Bom, alguém me decifre o discurso político, por gentileza!

O apelo se justifica por vários motivos:

Primeiro: Todos os candidatos fazem discursos extremamente parecidos, mesmo os que afirmam estar, ideologicamente, em extremos opostos;

Segundo: Depois da posse, com raríssimas exceções, eles esquecem os compromissos assumidos com os eleitores, mas nunca admitem isso;

Terceiro: Diante das câmeras e microfones afirmam uma coisa, mas nas votações fazem o contrário, sem perder a pose;

Quarto: Depois de fazerem o oposto do que prometeram, voltam a pedir votos, com o mesmo discurso; tripudiando com o eleitor ao afirmar: "- Você me conhece!".

Será que política é algo claro ou é mais uma linguagem cifrada da criptografia do engodo? Promessa política é dívida ou dúvida?

Digo isso porque duvido que algum eleitor vote num candidato que prometa apoiar o aumento de alíquotas de tributos ou a criação de novos. Não vota, tampouco, naqueles que falam de austeridade financeira, para nós; mas aumentam, sem o menor escrúpulo, seus próprios proventos, ou só de quem interessa.

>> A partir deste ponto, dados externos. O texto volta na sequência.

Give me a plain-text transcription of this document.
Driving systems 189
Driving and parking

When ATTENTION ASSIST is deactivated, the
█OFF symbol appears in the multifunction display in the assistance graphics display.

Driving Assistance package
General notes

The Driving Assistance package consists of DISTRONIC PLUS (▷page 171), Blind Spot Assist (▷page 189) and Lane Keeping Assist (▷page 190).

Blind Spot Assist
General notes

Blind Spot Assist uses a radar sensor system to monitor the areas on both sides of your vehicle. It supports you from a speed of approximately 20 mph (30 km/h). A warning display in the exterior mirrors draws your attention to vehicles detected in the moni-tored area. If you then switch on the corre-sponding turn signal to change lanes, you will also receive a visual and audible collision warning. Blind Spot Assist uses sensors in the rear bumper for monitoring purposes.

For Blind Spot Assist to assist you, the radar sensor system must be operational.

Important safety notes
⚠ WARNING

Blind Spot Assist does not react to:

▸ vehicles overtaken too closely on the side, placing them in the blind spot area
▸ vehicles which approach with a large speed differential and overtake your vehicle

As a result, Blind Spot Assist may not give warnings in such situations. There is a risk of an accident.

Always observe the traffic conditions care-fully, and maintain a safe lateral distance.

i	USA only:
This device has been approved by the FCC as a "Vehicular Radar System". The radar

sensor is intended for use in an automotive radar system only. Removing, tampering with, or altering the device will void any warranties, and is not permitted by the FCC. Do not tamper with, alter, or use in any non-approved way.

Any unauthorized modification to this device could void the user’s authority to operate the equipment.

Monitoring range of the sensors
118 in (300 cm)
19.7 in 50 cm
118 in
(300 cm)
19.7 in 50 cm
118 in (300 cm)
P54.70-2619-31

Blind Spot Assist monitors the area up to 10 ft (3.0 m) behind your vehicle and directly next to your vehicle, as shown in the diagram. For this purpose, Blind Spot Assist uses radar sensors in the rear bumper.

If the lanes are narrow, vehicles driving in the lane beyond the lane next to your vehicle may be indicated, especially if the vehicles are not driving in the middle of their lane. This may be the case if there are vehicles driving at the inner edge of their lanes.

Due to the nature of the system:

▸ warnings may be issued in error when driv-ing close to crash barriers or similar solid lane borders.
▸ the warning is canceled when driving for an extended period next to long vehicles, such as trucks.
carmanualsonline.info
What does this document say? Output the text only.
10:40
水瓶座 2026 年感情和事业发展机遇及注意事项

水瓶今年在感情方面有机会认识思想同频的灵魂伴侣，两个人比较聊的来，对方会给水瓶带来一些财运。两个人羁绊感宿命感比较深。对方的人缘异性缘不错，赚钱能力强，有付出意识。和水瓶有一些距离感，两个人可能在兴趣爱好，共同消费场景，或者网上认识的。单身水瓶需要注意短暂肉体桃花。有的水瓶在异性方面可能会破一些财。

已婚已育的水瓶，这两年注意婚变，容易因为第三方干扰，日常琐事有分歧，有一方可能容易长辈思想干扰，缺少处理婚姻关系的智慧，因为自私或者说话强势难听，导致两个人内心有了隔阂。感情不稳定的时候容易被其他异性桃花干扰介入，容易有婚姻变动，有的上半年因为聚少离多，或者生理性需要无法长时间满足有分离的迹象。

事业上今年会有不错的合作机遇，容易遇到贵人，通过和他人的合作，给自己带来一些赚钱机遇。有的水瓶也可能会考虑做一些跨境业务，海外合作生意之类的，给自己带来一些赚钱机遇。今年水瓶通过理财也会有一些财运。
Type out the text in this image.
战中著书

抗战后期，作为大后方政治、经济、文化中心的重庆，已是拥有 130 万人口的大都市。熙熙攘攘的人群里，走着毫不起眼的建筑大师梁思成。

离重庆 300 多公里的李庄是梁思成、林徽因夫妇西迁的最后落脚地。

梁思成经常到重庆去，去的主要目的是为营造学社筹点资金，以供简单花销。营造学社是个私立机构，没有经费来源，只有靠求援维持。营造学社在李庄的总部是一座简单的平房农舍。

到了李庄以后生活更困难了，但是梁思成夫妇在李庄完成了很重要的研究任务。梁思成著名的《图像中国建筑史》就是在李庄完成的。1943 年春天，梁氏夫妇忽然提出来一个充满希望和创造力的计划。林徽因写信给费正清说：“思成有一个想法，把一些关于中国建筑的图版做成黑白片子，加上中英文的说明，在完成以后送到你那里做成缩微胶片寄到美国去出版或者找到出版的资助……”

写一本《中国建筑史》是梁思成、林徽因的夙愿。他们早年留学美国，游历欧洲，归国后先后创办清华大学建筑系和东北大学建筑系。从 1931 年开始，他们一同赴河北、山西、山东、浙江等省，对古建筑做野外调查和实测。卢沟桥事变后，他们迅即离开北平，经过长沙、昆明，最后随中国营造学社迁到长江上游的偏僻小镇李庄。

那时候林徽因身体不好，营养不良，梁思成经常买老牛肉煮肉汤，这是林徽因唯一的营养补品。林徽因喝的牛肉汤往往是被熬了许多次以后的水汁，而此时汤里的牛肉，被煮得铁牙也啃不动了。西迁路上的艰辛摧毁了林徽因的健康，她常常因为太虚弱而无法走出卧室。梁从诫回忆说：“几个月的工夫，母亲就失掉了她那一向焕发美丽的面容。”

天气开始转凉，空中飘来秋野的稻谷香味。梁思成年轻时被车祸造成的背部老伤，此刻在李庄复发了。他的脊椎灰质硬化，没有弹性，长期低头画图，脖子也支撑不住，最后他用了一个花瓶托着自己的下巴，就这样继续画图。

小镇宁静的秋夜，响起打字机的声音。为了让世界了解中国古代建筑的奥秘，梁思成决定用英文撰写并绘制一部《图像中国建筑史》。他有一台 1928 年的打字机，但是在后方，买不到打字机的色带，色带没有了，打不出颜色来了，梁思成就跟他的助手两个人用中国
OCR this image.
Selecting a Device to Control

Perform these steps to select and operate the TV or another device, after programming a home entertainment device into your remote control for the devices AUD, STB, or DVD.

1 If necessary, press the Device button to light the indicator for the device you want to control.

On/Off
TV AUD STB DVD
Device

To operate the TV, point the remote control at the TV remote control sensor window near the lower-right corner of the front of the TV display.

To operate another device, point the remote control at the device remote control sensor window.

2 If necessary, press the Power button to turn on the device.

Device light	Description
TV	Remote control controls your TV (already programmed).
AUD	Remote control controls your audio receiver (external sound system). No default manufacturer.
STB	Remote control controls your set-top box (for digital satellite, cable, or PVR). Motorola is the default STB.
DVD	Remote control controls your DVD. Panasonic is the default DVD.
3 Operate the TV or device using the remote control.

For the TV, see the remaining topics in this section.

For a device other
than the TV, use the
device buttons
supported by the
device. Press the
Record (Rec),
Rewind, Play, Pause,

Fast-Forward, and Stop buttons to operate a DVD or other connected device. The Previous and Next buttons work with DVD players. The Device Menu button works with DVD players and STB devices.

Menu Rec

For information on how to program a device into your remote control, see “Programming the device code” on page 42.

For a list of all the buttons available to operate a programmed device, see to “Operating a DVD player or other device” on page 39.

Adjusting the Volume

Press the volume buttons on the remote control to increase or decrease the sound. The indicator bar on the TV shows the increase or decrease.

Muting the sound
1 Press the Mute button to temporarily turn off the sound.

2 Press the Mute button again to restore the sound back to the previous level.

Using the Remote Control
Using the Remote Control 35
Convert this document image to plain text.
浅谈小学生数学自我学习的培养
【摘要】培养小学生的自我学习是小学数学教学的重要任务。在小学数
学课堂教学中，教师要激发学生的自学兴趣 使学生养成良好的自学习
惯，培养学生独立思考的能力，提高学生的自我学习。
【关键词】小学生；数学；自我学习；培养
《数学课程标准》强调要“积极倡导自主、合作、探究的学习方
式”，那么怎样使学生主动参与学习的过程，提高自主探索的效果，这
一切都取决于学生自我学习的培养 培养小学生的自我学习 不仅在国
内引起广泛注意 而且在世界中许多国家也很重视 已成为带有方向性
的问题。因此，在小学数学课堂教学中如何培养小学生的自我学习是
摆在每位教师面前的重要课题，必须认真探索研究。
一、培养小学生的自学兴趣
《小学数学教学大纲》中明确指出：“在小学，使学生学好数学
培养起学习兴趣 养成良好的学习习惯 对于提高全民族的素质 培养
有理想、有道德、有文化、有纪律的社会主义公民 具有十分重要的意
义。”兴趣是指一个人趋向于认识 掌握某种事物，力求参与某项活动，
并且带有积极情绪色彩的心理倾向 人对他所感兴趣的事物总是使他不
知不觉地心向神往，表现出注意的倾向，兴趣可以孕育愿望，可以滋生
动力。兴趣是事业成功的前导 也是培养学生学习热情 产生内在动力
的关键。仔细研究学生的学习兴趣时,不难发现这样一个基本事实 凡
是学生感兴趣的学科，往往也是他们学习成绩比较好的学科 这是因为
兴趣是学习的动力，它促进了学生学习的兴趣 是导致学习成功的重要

Votar, até, vota... Mas por acreditar em promessas de campanha que, invariavelmente, viram desculpas de mandato, de candidatos que acham normal prometer o que não podem ou não irão cumprir, sem que isso abale sua "credibilidade". Prova disso é que os que votam contra os interesses do eleitorado, insistem em afirmar que estão cumprindo, fielmente, suas plataformas de campanha e os anseios de suas "bases"...

Mas, afinal, quem são essas "bases"? E os interesses do povo? Eles estão representados nos "lobbies" que exercitam tão habilmente seu poder de convencimento?

Não sei... Mas enquanto a correção da tabela do Imposto de Renda não evolui, o que é de interesse do povo; a taxa de inspeção veicular e outras investidas no bolso popular encontram respaldo, convicto, entre "má" parte dos congressistas. Enquanto os "lobbies" prosperam, o povo só "leva chapéu"...

Será que os políticos não se incomodam com a nódoa de "balcão de negócios" que circunda as casas de leis do país? Será que acreditam de fato que estão representando e cumprindo a vontade do povo? Ou será que já assumiram a criptografia como linguagem formal: dizer uma coisa pensando noutra?

Se a última opção for a correta, então o povo, que ainda não entende essa linguagem cifrada, esse dialeto político, precisa de mecanismos mais efetivos e diretos, para controlar seus eleitos durante os mandatos. Se não for pelo decoro e coerência - que é facultada a eles próprios - que seja por outros dispositivos disponíveis na Constituição. Assim, se matéria orçamentária - incluídos os aspectos tributários - só pode viger para o exercício seguinte, que propostas de taxas, tarifas e tributos sejam objeto de plebiscito!

O quê? Como isso vai ser impossível governar? Os políticos eleitos já são legítimos representantes do povo?...

Mas que legitimidade é essa? Apenas do voto, sem representatividade ou coerência efetivas?

O atual momento democrático tem mostrado que, se a eleição é legítima, o exercício do mandato raramente é coerente. Prova disso é o nível abissal da credibilidade da classe política brasileira.

Os plebiscitos e referendos são instrumentos democráticos, embora caros, em princípio; mas nada impede que sejam associados a processos eleitorais regulares, reduzindo os custos.

A maior rejeição a essa proposta virá, obviamente, de membros própria classe política, que não apreciarão ver sua influência reduzida ou desautorizada, pelo exercício direto da democracia; mas, quem sabe essa luz sobre a sombra acabe com esse dialeto incompreensível, que distorce e adultera os anseios populares. Talvez, afinal, esses dispositivos nem sejam necessários, desde que essa casta renitente de políticos volúveis deixe de ser mera atravessadora e cambista, para ser, efetivamente, porta-voz dos eleitores. E alguém disse, há muito tempo: "- O poder emana do povo e em seu nome deve ser exercido!".